1957年3月1日のタイムズ文芸書評と1962年のルイス・キャロル・ハンドブックにおいて、ロジャー・ランセリン・グリーンは、『ジャバウォックの詩』の第1節以外の部分は、古代ドイツのバラッド「巨人山脈の羊飼い」に触発されたのではないかと指摘している。この叙事詩の中で、若い羊飼いは怪物グリフィンを打ち倒す。このバラッドはアリスの物語が発表される数年前、1846年にルイス・キャロルの親族マネラ・ビュート・スメドレイによって英訳された。
『ジャバウォックの詩』の特に面白い点は、多数のナンセンスな単語を含んでいながらも、詩の構成は古典イギリス詩に完璧に一致しているところである。センテンスの構成は精密であり(逆に言えば、非英語による再現は困難である)、詩としての形式が観察でき(例えば、四行詩、押韻、弱強格等)、事件の流れの中にある何らかの「物語」が認識される。『鏡の国のアリス』でのアリスの言によれば「なぜかしら、頭がたくさんの気持ちで一杯になるみたい――なにがどうなってるのかも、さっぱり分からないのに!」という「物語」である。
[編集] 翻訳
スペイン語、ドイツ語、ラテン語、フランス語、イタリア語、チェコ語、ハンガリー語、ロシア語、ブルガリア語、日本語、ポーランド語、そしてエスペラントを含む多数の言語への翻訳によって、『ジャバウォックの詩』は全世界に知られている。

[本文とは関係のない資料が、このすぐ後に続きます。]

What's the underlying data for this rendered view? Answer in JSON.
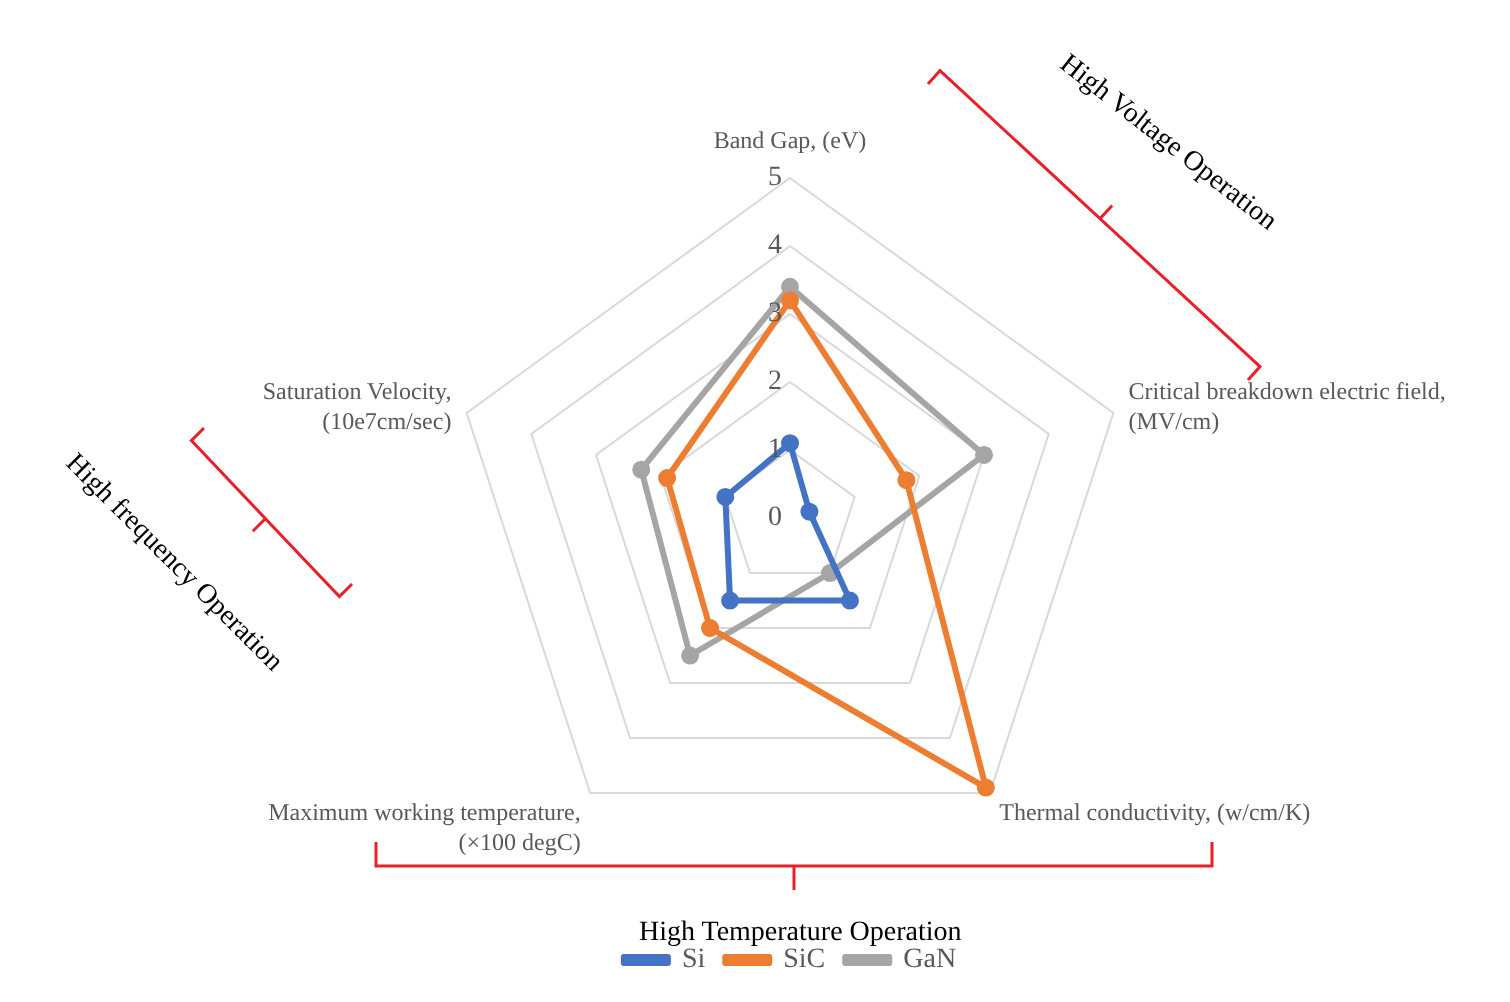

翻訳作業で注目すべきなのは、元詩に含まれる主要な単語の多くが、本来の意味を持たないキャロル独自の造語であるという点である。言語の翻訳に際して語形論へ払われる注意の中にあって、翻訳者による言葉の案出は、キャロルの元詩からの、同音異義語までも含めた最小のレーベンシュタイン距離を持つ、翻訳者自身の造語の作成のように見える。オリジナルの単語と翻訳された単語は辞書の中にある実在する単語のように対応しているが、必ずしも同様の意味を備えてはいない。しかしながら、元詩全体に含まれる本質は残されている。
日本語翻訳者による『ジャバウォックの詩』の日本語への訳文は、後述する外部リンクを参照せよ。
[編集] 関連作品
- 1977年にテリー・ギリアム監督の映画『ジャバーウォッキー』が公開された。この映画のポスターは彩色されたジャバウォックの挿絵を特徴としており、映画の最初にはジャバウォックの詩の第1節が読み上げられる。映画のプロットは、極めて緩やかに元詩の筋をなぞっている。
- 1999年、クライヴ・ノーランとオリヴァー・ウェイクマン (リック・ウェイクマンの息子) はジャバウォックの詩をベースにしたプログレッシブ・ロックのコンセプト・アルバム『ジャバーウォッキー』を製作した。
- 1905年から1907年にかけて、チャップマン・ホールは『ジャバウォック』の名を冠した子供向け雑誌を刊行した。
- 『ジャバウォッキー』と名付けられたテレビ番組とトランプ遊びが存在する。
- 1943年にヘンリー・カットナーにより、ルイス・パジェット名義で『ボロゴーブはミムジイ』と題されたSF短編がアスタウンディング誌に掲載され、後に複数のアンソロジーに再収録された。この小説では、実はジャバウォックの詩は、知的なエイリアンからの隠された意味を持つ連絡手段として位置付けられている。
- 1983年に放送されたアニメ『超時空世紀オーガス』の登場人物、ミムジィ・ラース、モーム、ジャビーらの名前は、ジャバウォックの詩から採られている。
- 漫画『ARMS』の主人公が持つ体内で反物質を創り出すナノマシンの名前はジャバウォックである。バンダースナッチと名付けられたナノマシンも登場する。
- アニメ『レジェンズ』に出てくる闇(ネクロム)の魔物の名前はジャバウォックである。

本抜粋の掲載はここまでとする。